ESG and regulatory compliance
Sustainability and regulatory compliance continue to influence underwriting and documentation. CBRE highlights how European regulatory developments and transition plan expectations are shaping decision-making and frames transition plans as a tool for managing risk and identifying value creation opportunities (CBRE European Real Estate Market Outlook 2026). CBRE also emphasises sustainability as a critical factor for risk mitigation and value creation (CBRE European Real Estate Market Outlook 2026), increasing the need for disclosure-ready data, clear targets and careful risk allocation in refurbishments and retrofits.
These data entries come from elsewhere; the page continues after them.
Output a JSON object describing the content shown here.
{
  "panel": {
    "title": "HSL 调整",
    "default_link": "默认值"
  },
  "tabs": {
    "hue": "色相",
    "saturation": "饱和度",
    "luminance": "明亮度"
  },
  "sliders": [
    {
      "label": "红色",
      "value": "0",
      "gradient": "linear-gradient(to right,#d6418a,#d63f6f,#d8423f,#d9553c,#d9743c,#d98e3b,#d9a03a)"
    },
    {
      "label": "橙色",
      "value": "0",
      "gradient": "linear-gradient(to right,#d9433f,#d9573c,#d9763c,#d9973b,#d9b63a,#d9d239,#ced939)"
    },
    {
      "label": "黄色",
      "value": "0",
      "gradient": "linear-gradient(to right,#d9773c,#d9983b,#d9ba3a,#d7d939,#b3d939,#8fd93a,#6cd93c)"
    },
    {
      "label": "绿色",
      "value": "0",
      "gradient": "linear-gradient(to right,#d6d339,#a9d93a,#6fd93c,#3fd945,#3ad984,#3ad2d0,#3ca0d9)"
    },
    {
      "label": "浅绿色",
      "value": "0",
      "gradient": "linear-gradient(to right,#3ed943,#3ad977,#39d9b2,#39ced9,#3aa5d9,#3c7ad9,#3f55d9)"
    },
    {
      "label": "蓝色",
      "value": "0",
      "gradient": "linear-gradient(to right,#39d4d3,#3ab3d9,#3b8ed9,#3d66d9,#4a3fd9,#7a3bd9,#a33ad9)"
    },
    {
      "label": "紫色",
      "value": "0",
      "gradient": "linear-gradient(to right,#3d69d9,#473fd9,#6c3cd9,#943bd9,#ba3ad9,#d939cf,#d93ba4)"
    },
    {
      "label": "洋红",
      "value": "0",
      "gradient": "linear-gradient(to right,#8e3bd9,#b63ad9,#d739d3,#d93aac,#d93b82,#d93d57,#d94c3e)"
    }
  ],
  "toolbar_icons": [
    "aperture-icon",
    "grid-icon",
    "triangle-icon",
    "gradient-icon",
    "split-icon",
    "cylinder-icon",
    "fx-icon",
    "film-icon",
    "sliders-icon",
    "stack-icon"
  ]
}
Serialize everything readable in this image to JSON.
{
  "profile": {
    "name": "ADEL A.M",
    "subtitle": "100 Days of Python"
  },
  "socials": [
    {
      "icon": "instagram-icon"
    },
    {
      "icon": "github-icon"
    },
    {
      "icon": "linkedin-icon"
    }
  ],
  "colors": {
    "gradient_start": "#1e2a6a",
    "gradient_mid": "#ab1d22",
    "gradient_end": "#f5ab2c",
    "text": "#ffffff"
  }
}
Transactional risk and legal considerations
Transactional complexity remains elevated, particularly where acquisitions run alongside refinancings and renovation. Key pressure points include regulatory review, zoning/licensing, and the interaction between real estate ownership and management/franchise arrangements. Where stress emerges, sponsors may pursue amend-and-extend, recapitalisations or opportunistic sales, requiring careful co-ordination across stakeholders.
Conclusion
In 2026, hospitality combines resilient demand with selective capital deployment and more complex execution. JLL highlights continued investor optimism and catalysts such as loan maturities and recapitalisations (JLL Global Hotel Investment Outlook 2025), while CBRE expects a measured European performance outlook supported by disciplined supply (CBRE European Real Estate Market Outlook 2026). Share deals and refinancings remain prominent, reinforcing the importance of early alignment across legal, operational and financing workstreams.